Each had the conviction that everything the other said was to be taken
in the very opposite sense. They were of about the same age, Mrs.
Shaldin possibly one or two years younger than Mrs. Zarubkin. Mrs.
Zarubkin was rather plump, and had heavy light hair. Her appearance
was blooming. Mrs. Shaldin was slim, though well proportioned. She was
a brunette with a pale complexion and large dark eyes. They were two
types of beauty very likely to divide the gentlemen of the regiment
into two camps of admirers. But women are never content with halves.
Mrs. Zarubkin wanted to see all the officers of the regiment at her
feet, and so did Mrs. Shaldin. It naturally led to great rivalry
between the two women, of which they were both conscious, though they
always had the friendliest smiles for each other.
Mrs. Shaldin tried to give a different turn to the conversation.
"Do you think the ball will be interesting this year?"
"Why should it be interesting?" rejoined the captain's wife
scornfully. "Always the same people, the same old humdrum jog-trot."
"I suppose the ladies have been besieging our poor Abramka?"
"I really can't tell you. So far as I am concerned, I have scarcely
looked at what he made for me."
"Hm, how's that? Didn't you order your dress from Moscow again?"
"No, it really does not pay. I am sick of the bother of it all. Why
all that trouble? For whom? Our officers don't care a bit how one
dresses. They haven't the least taste."
"Hm, there's something back of that," thought Mrs. Shaldin.

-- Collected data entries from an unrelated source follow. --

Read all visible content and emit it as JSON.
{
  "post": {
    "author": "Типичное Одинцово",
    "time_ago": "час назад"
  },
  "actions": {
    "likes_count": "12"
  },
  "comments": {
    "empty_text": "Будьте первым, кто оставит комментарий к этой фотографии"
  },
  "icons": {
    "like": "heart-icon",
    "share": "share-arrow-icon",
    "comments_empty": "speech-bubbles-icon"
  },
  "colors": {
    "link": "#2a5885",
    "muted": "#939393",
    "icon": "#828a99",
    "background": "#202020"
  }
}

The captain's wife continued with apparent indifference:
"I can guess what a gorgeous dress you had made abroad. Certainly in
the latest fashion?"
"I?" Mrs. Shaldin laughed innocently. "How could I get the time during
my cure to think of a dress? As a matter of fact, I completely forgot
the ball, thought of it at the last moment, and bought the first piece
of goods I laid my hands on."
"Pink?"
"Oh, no. How can you say pink!"
"Light blue, then?"
"You can't call it exactly light blue. It is a very undefined sort of
colour. I really wouldn't know what to call it."
"But it certainly must have some sort of a shade?"
"You may believe me or not if you choose, but really I don't know.
It's a very indefinite shade."
"Is it Sura silk?"
"No, I can't bear Sura. It doesn't keep the folds well."
"I suppose it is crepe de Chine?"
"Heavens, no! Crepe de Chine is much too expensive for me."
"Then what can it be?"
"Oh, wait a minute, what _is_ the name of that goods? You know there
are so many funny new names now. They don't make any sense."
"Then show me your dress, dearest. Do please show me your dress."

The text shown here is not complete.